Les nations qui dominaient précédemment les voyages au long-court, l’Espagne et le Portugal, vont laisser place aux Hollandais, aux Français, aux Anglais, mais également aux Russes.
L’exploration du grand Sud de l’hémisphère Sud devient une composante quasi-constante des explorations du XVIIIe siècle. Le Français Bouvet de Lozier aperçoit des hautes terres enneigées par 56° de latitude Sud en 1739. Son compatriote Marion-Dufresne, en 1772, cingle plein Sud à partir du cap de Bonne-Espérance, sans grand résultat.
L’Anglais James Cook, le 1er janvier 1774, s’aventure à la latitude de 74°10′ jamais atteinte avant lui, frôlant le continent antarctique sans pourtant l’apercevoir.

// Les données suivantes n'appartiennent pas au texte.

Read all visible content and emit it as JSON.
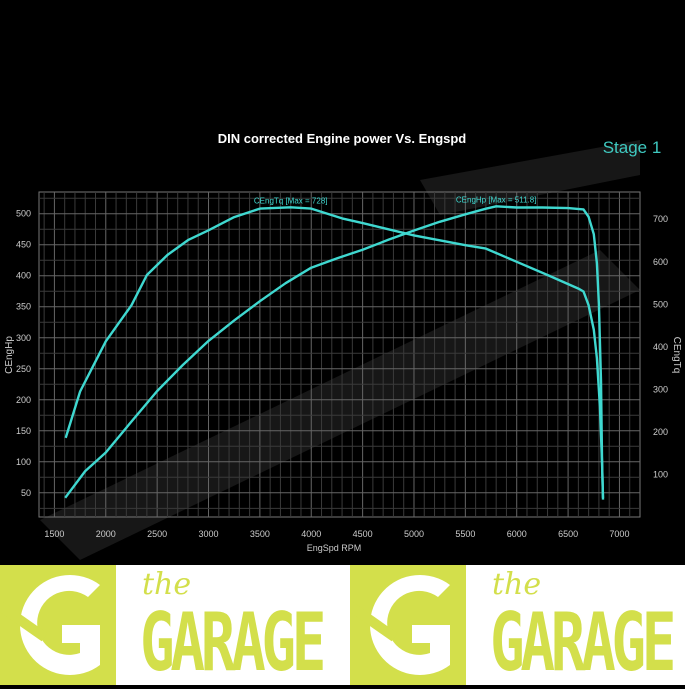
{
  "chart_data": {
    "type": "line",
    "title": "DIN corrected Engine power Vs. Engspd",
    "badge": "Stage 1",
    "xlabel": "EngSpd RPM",
    "ylabel_left": "CEngHp",
    "ylabel_right": "CEngTq",
    "xlim": [
      1350,
      7200
    ],
    "ylim_left": [
      11,
      535
    ],
    "ylim_right": [
      0,
      764
    ],
    "xticks": [
      1500,
      2000,
      2500,
      3000,
      3500,
      4000,
      4500,
      5000,
      5500,
      6000,
      6500,
      7000
    ],
    "yticks_left": [
      50,
      100,
      150,
      200,
      250,
      300,
      350,
      400,
      450,
      500
    ],
    "yticks_right": [
      100,
      200,
      300,
      400,
      500,
      600,
      700
    ],
    "grid": true,
    "line_color": "#3fd8d0",
    "series": [
      {
        "name": "CEngHp",
        "axis": "left",
        "annotation": "CEngHp [Max = 511.8]",
        "x": [
          1605,
          1800,
          2000,
          2250,
          2500,
          2750,
          3000,
          3250,
          3500,
          3750,
          4000,
          4250,
          4500,
          4750,
          5000,
          5250,
          5500,
          5700,
          5800,
          6000,
          6250,
          6500,
          6650,
          6700,
          6750,
          6780,
          6800,
          6820,
          6830,
          6840
        ],
        "y": [
          42,
          85,
          115,
          165,
          214,
          256,
          295,
          328,
          359,
          388,
          413,
          428,
          442,
          458,
          473,
          487,
          499,
          508,
          512,
          510,
          510,
          509,
          507,
          495,
          467,
          420,
          354,
          230,
          106,
          39
        ]
      },
      {
        "name": "CEngTq",
        "axis": "right",
        "annotation": "CEngTq [Max = 728]",
        "x": [
          1610,
          1750,
          2000,
          2250,
          2400,
          2600,
          2800,
          3000,
          3250,
          3500,
          3800,
          4000,
          4300,
          4500,
          5000,
          5500,
          5700,
          6000,
          6300,
          6600,
          6650,
          6700,
          6750,
          6780,
          6810,
          6830,
          6840
        ],
        "y": [
          186,
          295,
          413,
          498,
          569,
          616,
          651,
          674,
          705,
          725,
          728,
          725,
          702,
          691,
          662,
          639,
          631,
          600,
          569,
          537,
          530,
          498,
          440,
          373,
          260,
          130,
          45
        ]
      }
    ]
  },
  "banner": {
    "brand_small": "the",
    "brand_large": "GARAGE"
  }
}
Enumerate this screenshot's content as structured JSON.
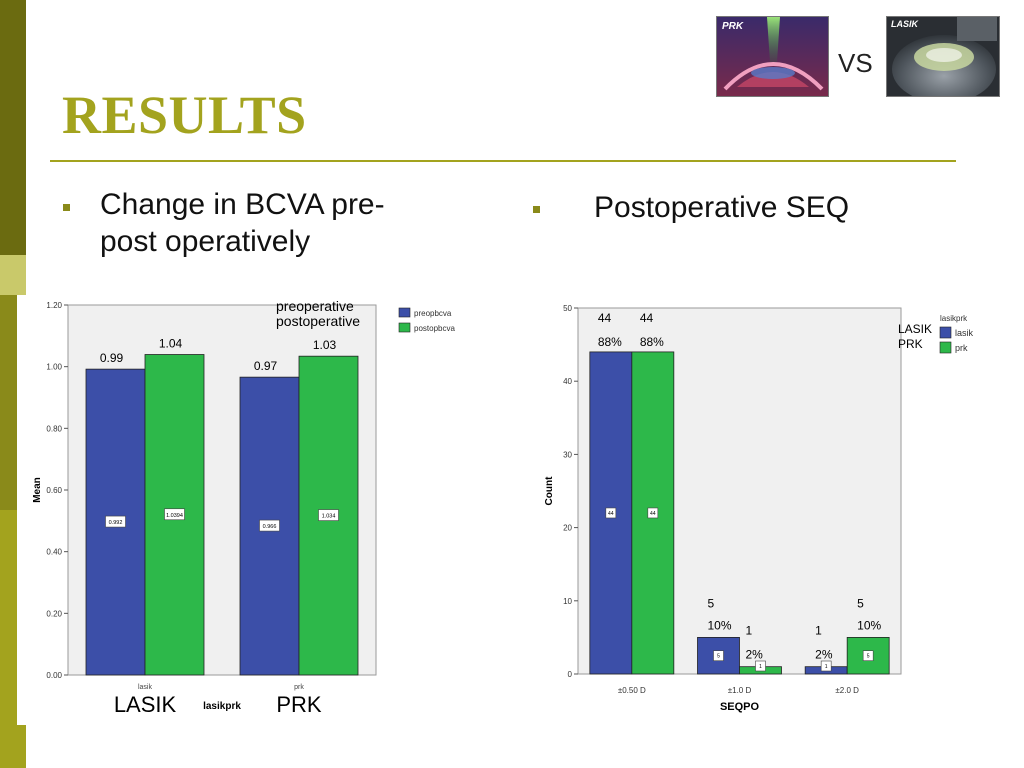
{
  "slide": {
    "title": "RESULTS",
    "vs_label": "VS",
    "thumb_prk_label": "PRK",
    "thumb_lasik_label": "LASIK",
    "left_heading": "Change in BCVA pre-post operatively",
    "left_heading_line1": "Change in BCVA pre-",
    "left_heading_line2": "post operatively",
    "right_heading": "Postoperative SEQ"
  },
  "colors": {
    "accent": "#a3a31e",
    "series_blue": "#3c4fa8",
    "series_green": "#2db84a",
    "plot_bg": "#f0f0f0"
  },
  "chart_data": [
    {
      "type": "bar",
      "categories": [
        "lasik",
        "prk"
      ],
      "xlabel": "lasikprk",
      "ylabel": "Mean",
      "ylim": [
        0,
        1.2
      ],
      "yticks": [
        "0.00",
        "0.20",
        "0.40",
        "0.60",
        "0.80",
        "1.00",
        "1.20"
      ],
      "legend_position": "top-right",
      "series": [
        {
          "name": "preopbcva",
          "values": [
            0.992,
            0.966
          ],
          "inner_labels": [
            "0.992",
            "0.966"
          ],
          "outer_labels": [
            "0.99",
            "0.97"
          ]
        },
        {
          "name": "postopbcva",
          "values": [
            1.0394,
            1.034
          ],
          "inner_labels": [
            "1.0394",
            "1.034"
          ],
          "outer_labels": [
            "1.04",
            "1.03"
          ]
        }
      ],
      "annotations": {
        "legend_callouts": [
          "preoperative",
          "postoperative"
        ],
        "category_callouts": [
          "LASIK",
          "PRK"
        ]
      }
    },
    {
      "type": "bar",
      "categories": [
        "±0.50 D",
        "±1.0 D",
        "±2.0 D"
      ],
      "xlabel": "SEQPO",
      "ylabel": "Count",
      "ylim": [
        0,
        50
      ],
      "yticks": [
        "0",
        "10",
        "20",
        "30",
        "40",
        "50"
      ],
      "legend_title": "lasikprk",
      "legend_position": "top-right",
      "series": [
        {
          "name": "lasik",
          "values": [
            44,
            5,
            1
          ],
          "inner_labels": [
            "44",
            "5",
            "1"
          ],
          "count_labels": [
            "44",
            "5",
            "1"
          ],
          "pct_labels": [
            "88%",
            "10%",
            "2%"
          ]
        },
        {
          "name": "prk",
          "values": [
            44,
            1,
            5
          ],
          "inner_labels": [
            "44",
            "1",
            "5"
          ],
          "count_labels": [
            "44",
            "1",
            "5"
          ],
          "pct_labels": [
            "88%",
            "2%",
            "10%"
          ]
        }
      ],
      "annotations": {
        "legend_callouts": [
          "LASIK",
          "PRK"
        ]
      }
    }
  ]
}
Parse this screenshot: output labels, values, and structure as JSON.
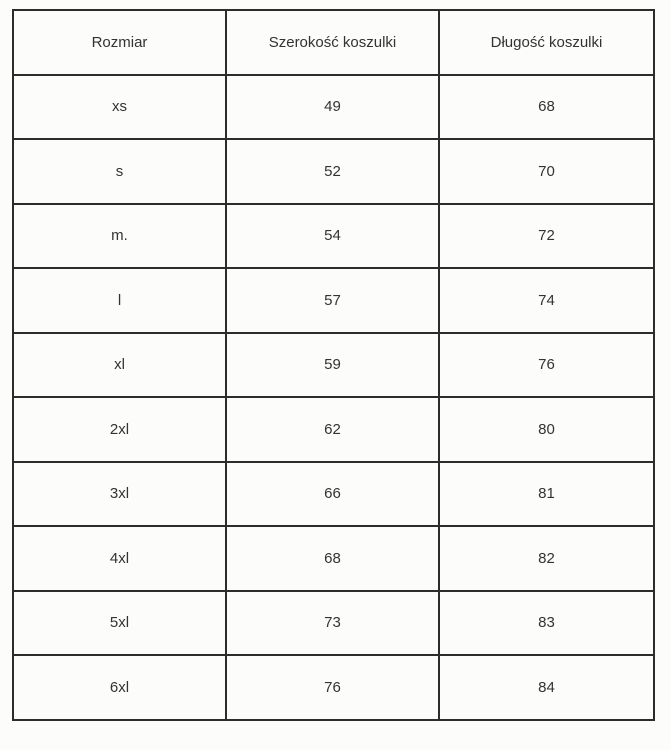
{
  "table": {
    "headers": [
      "Rozmiar",
      "Szerokość koszulki",
      "Długość koszulki"
    ],
    "rows": [
      [
        "xs",
        "49",
        "68"
      ],
      [
        "s",
        "52",
        "70"
      ],
      [
        "m.",
        "54",
        "72"
      ],
      [
        "l",
        "57",
        "74"
      ],
      [
        "xl",
        "59",
        "76"
      ],
      [
        "2xl",
        "62",
        "80"
      ],
      [
        "3xl",
        "66",
        "81"
      ],
      [
        "4xl",
        "68",
        "82"
      ],
      [
        "5xl",
        "73",
        "83"
      ],
      [
        "6xl",
        "76",
        "84"
      ]
    ]
  }
}
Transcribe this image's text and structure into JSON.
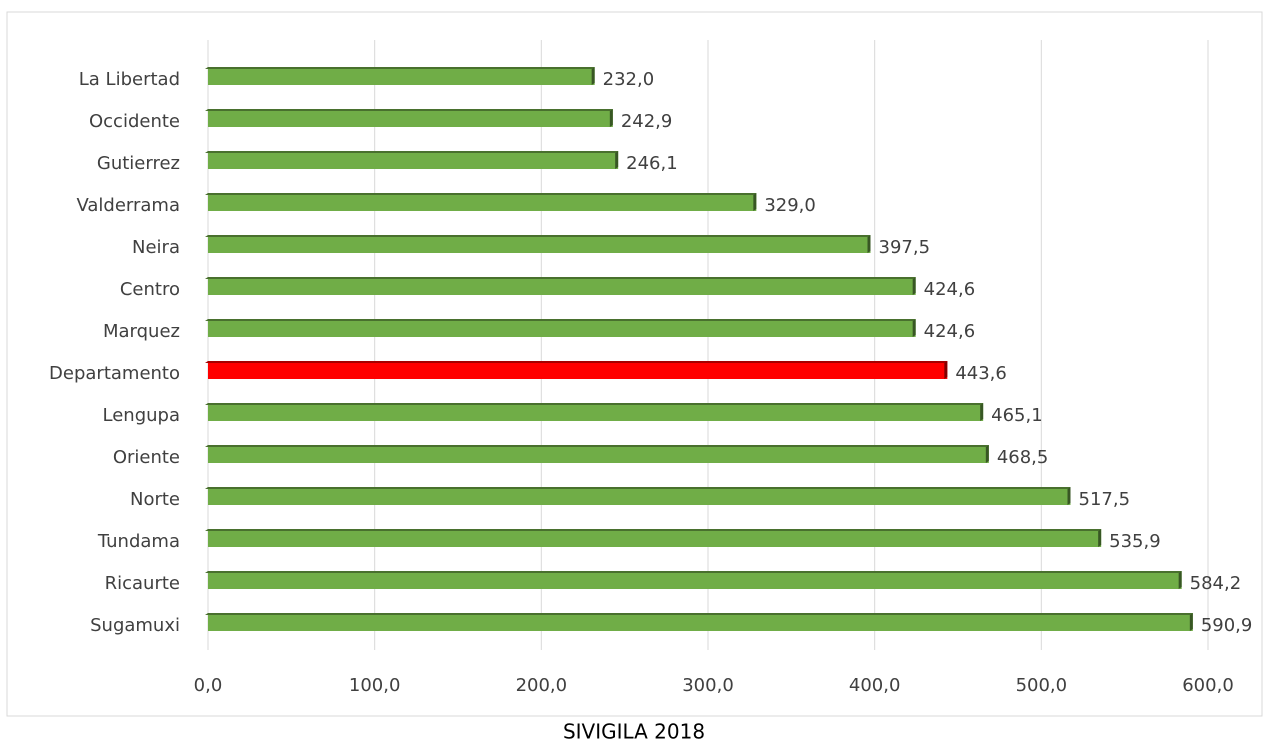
{
  "chart_data": {
    "type": "barh",
    "categories": [
      "La Libertad",
      "Occidente",
      "Gutierrez",
      "Valderrama",
      "Neira",
      "Centro",
      "Marquez",
      "Departamento",
      "Lengupa",
      "Oriente",
      "Norte",
      "Tundama",
      "Ricaurte",
      "Sugamuxi"
    ],
    "values": [
      232.0,
      242.9,
      246.1,
      329.0,
      397.5,
      424.6,
      424.6,
      443.6,
      465.1,
      468.5,
      517.5,
      535.9,
      584.2,
      590.9
    ],
    "value_labels": [
      "232,0",
      "242,9",
      "246,1",
      "329,0",
      "397,5",
      "424,6",
      "424,6",
      "443,6",
      "465,1",
      "468,5",
      "517,5",
      "535,9",
      "584,2",
      "590,9"
    ],
    "colors": [
      "#70ad47",
      "#70ad47",
      "#70ad47",
      "#70ad47",
      "#70ad47",
      "#70ad47",
      "#70ad47",
      "#ff0000",
      "#70ad47",
      "#70ad47",
      "#70ad47",
      "#70ad47",
      "#70ad47",
      "#70ad47"
    ],
    "xlim": [
      0,
      600
    ],
    "xticks": [
      {
        "value": 0,
        "label": "0,0"
      },
      {
        "value": 100,
        "label": "100,0"
      },
      {
        "value": 200,
        "label": "200,0"
      },
      {
        "value": 300,
        "label": "300,0"
      },
      {
        "value": 400,
        "label": "400,0"
      },
      {
        "value": 500,
        "label": "500,0"
      },
      {
        "value": 600,
        "label": "600,0"
      }
    ],
    "grid": true,
    "source": "SIVIGILA 2018"
  }
}
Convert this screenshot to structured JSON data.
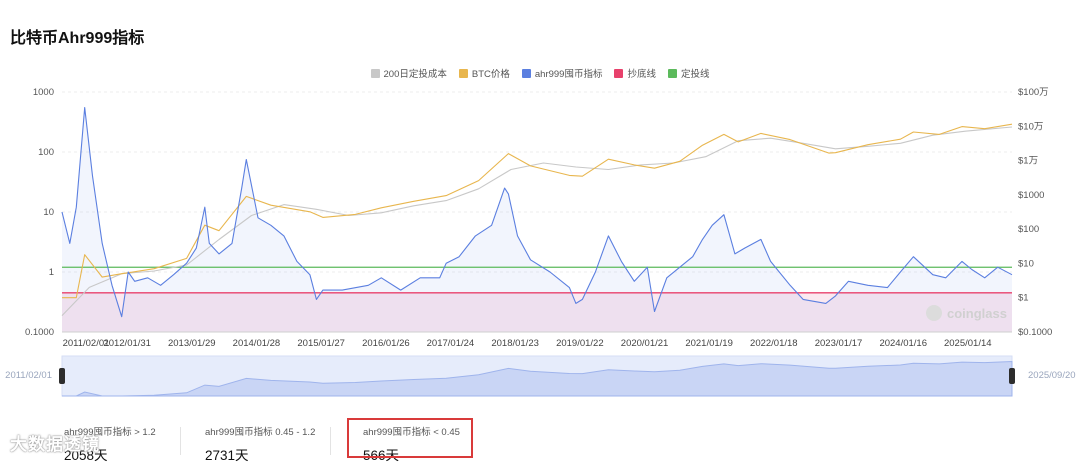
{
  "page": {
    "title": "比特币Ahr999指标"
  },
  "legend": [
    {
      "label": "200日定投成本",
      "color": "#c8c8c8"
    },
    {
      "label": "BTC价格",
      "color": "#e8b64e"
    },
    {
      "label": "ahr999囤币指标",
      "color": "#5b7fe0"
    },
    {
      "label": "抄底线",
      "color": "#e8416c"
    },
    {
      "label": "定投线",
      "color": "#5cba5c"
    }
  ],
  "chart_data": {
    "type": "line",
    "y_left": {
      "scale": "log",
      "range": [
        0.1,
        1000
      ],
      "ticks": [
        "1000",
        "100",
        "10",
        "1",
        "0.1000"
      ]
    },
    "y_right": {
      "scale": "log",
      "range": [
        0.1,
        1000000
      ],
      "ticks": [
        "$100万",
        "$10万",
        "$1万",
        "$1000",
        "$100",
        "$10",
        "$1",
        "$0.1000"
      ]
    },
    "x_range": [
      "2011/02/01",
      "2025/09/20"
    ],
    "x_ticks": [
      "2011/02/01",
      "2012/01/31",
      "2013/01/29",
      "2014/01/28",
      "2015/01/27",
      "2016/01/26",
      "2017/01/24",
      "2018/01/23",
      "2019/01/22",
      "2020/01/21",
      "2021/01/19",
      "2022/01/18",
      "2023/01/17",
      "2024/01/16",
      "2025/01/14"
    ],
    "reference_lines": [
      {
        "name": "定投线",
        "value": 1.2,
        "color": "#5cba5c"
      },
      {
        "name": "抄底线",
        "value": 0.45,
        "color": "#e8416c"
      }
    ],
    "series": [
      {
        "name": "ahr999囤币指标",
        "axis": "left",
        "color": "#5b7fe0",
        "x": [
          2011.08,
          2011.2,
          2011.3,
          2011.43,
          2011.55,
          2011.7,
          2011.85,
          2012.0,
          2012.1,
          2012.2,
          2012.4,
          2012.6,
          2012.8,
          2013.0,
          2013.15,
          2013.28,
          2013.35,
          2013.5,
          2013.7,
          2013.85,
          2013.92,
          2014.1,
          2014.3,
          2014.5,
          2014.7,
          2014.9,
          2015.0,
          2015.1,
          2015.4,
          2015.8,
          2016.0,
          2016.3,
          2016.6,
          2016.9,
          2017.0,
          2017.2,
          2017.45,
          2017.7,
          2017.9,
          2017.96,
          2018.1,
          2018.3,
          2018.6,
          2018.9,
          2019.0,
          2019.1,
          2019.3,
          2019.5,
          2019.7,
          2019.9,
          2020.1,
          2020.21,
          2020.4,
          2020.6,
          2020.8,
          2020.95,
          2021.1,
          2021.28,
          2021.45,
          2021.6,
          2021.85,
          2022.0,
          2022.3,
          2022.5,
          2022.85,
          2023.0,
          2023.2,
          2023.5,
          2023.8,
          2024.0,
          2024.2,
          2024.5,
          2024.7,
          2024.95,
          2025.1,
          2025.3,
          2025.5,
          2025.72
        ],
        "values": [
          10,
          3,
          12,
          550,
          40,
          3,
          0.6,
          0.18,
          1.0,
          0.7,
          0.8,
          0.6,
          0.9,
          1.4,
          2.5,
          12,
          3,
          2.0,
          3,
          25,
          75,
          8,
          6,
          4,
          1.5,
          0.9,
          0.35,
          0.5,
          0.5,
          0.6,
          0.8,
          0.5,
          0.8,
          0.8,
          1.4,
          1.8,
          4,
          6,
          25,
          20,
          4,
          1.6,
          1.0,
          0.55,
          0.3,
          0.35,
          1.0,
          4,
          1.5,
          0.7,
          1.2,
          0.22,
          0.8,
          1.2,
          1.8,
          3.5,
          6,
          9,
          2,
          2.5,
          3.5,
          1.5,
          0.6,
          0.35,
          0.3,
          0.4,
          0.7,
          0.6,
          0.55,
          1.0,
          1.8,
          0.9,
          0.8,
          1.5,
          1.1,
          0.8,
          1.2,
          0.9
        ]
      },
      {
        "name": "BTC价格",
        "axis": "right",
        "color": "#e8b64e",
        "x": [
          2011.08,
          2011.3,
          2011.43,
          2011.7,
          2012.0,
          2012.5,
          2013.0,
          2013.28,
          2013.5,
          2013.92,
          2014.3,
          2014.9,
          2015.1,
          2015.6,
          2016.0,
          2016.5,
          2017.0,
          2017.5,
          2017.96,
          2018.3,
          2018.9,
          2019.1,
          2019.5,
          2019.9,
          2020.21,
          2020.6,
          2020.95,
          2021.28,
          2021.5,
          2021.85,
          2022.3,
          2022.9,
          2023.0,
          2023.5,
          2024.0,
          2024.2,
          2024.6,
          2024.95,
          2025.3,
          2025.72
        ],
        "values": [
          1,
          1,
          18,
          4,
          5,
          7,
          14,
          130,
          90,
          900,
          500,
          320,
          220,
          270,
          420,
          650,
          950,
          2600,
          16000,
          7000,
          3700,
          3500,
          11000,
          7500,
          6000,
          9500,
          28000,
          58000,
          35000,
          62000,
          41000,
          16500,
          17000,
          29000,
          42000,
          68000,
          58000,
          98000,
          85000,
          115000
        ]
      },
      {
        "name": "200日定投成本",
        "axis": "right",
        "color": "#c8c8c8",
        "x": [
          2011.08,
          2011.5,
          2012.0,
          2012.5,
          2013.0,
          2013.5,
          2014.0,
          2014.5,
          2015.0,
          2015.5,
          2016.0,
          2016.5,
          2017.0,
          2017.5,
          2018.0,
          2018.5,
          2019.0,
          2019.5,
          2020.0,
          2020.5,
          2021.0,
          2021.5,
          2022.0,
          2022.5,
          2023.0,
          2023.5,
          2024.0,
          2024.5,
          2025.0,
          2025.72
        ],
        "values": [
          0.3,
          2,
          5,
          6,
          9,
          50,
          250,
          520,
          380,
          250,
          300,
          480,
          680,
          1500,
          5500,
          8500,
          6500,
          5500,
          7500,
          8500,
          13000,
          38000,
          45000,
          32000,
          22000,
          26000,
          32000,
          55000,
          72000,
          95000
        ]
      }
    ]
  },
  "axis_labels": {
    "left_ticks": [
      "1000",
      "100",
      "10",
      "1",
      "0.1000"
    ],
    "right_ticks": [
      "$100万",
      "$10万",
      "$1万",
      "$1000",
      "$100",
      "$10",
      "$1",
      "$0.1000"
    ],
    "x_ticks": [
      "2011/02/01",
      "2012/01/31",
      "2013/01/29",
      "2014/01/28",
      "2015/01/27",
      "2016/01/26",
      "2017/01/24",
      "2018/01/23",
      "2019/01/22",
      "2020/01/21",
      "2021/01/19",
      "2022/01/18",
      "2023/01/17",
      "2024/01/16",
      "2025/01/14"
    ]
  },
  "navigator": {
    "start_label": "2011/02/01",
    "end_label": "2025/09/20"
  },
  "brand": {
    "name": "coinglass"
  },
  "stats": [
    {
      "label": "ahr999囤币指标 > 1.2",
      "value": "2058天"
    },
    {
      "label": "ahr999囤币指标 0.45 - 1.2",
      "value": "2731天"
    },
    {
      "label": "ahr999囤币指标 < 0.45",
      "value": "566天"
    }
  ],
  "watermark": {
    "text": "大数据透镜"
  },
  "colors": {
    "accent": "#5b7fe0",
    "highlight_border": "#d93a3a",
    "buy_zone_fill": "#fbe9f0"
  }
}
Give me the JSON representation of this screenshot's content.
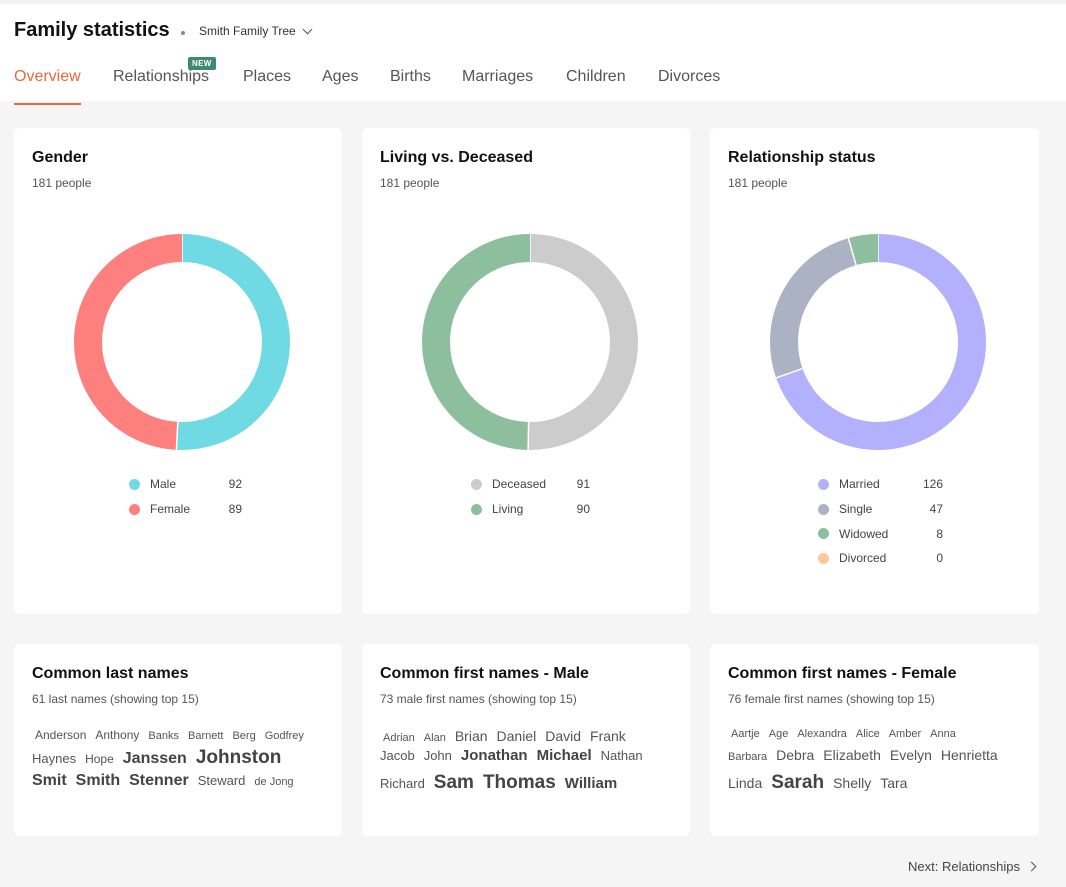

Il est communément fait l’erreur d’assimiler l’Australie à cette fameuse « Terra Australis Incognita », ce continent sensé équilibrer les masses continentales de la terre. Il n’en est rien. Nous avons vu que l’Australie avait été, depuis le milieu du XVIe siècle, clairement identifiée sous l’appellation de la « Grande Jave ». Or les Européens étaient encore à la recherche de cette « terre australe inconnue » après le milieu du XVIIIe siècle.
La recherche de cette terre inconnue, que le roi de France rêvait de s’approprier et que l’on avait appelée, par anticipation, la « France Ostralle » , était notamment l’une des principales missions de l’expédition de 1771-1772 initialement conduite par le lieutenant de vaisseau Yves de Kerguelen qui amena finalement à la prise de possession de l’Australie par la France par le lieutenant de vaisseau Louis Aléno de Saint Aloüarn.
Ainsi, après que l’île-continent eut été maintes fois rencontrée aux hasards de la navigation au cours des siècles précédents, la fin du XVIIIe siècle allait être le temps des appropriations européennes de l’Australie
Il nous faut mettre ce terme au pluriel car il y eut deux prises de possession de l’Australie à moins de deux ans d’intervalle, l’une par l’Angleterre, l’autre par la France. Comme nous le verrons, cette double prise de possession était justifiée et a résulté de l’ignorance et de la cartographie approximative, voire rudimentaire de la Nouvelle Hollande, dont on disposait à cette époque.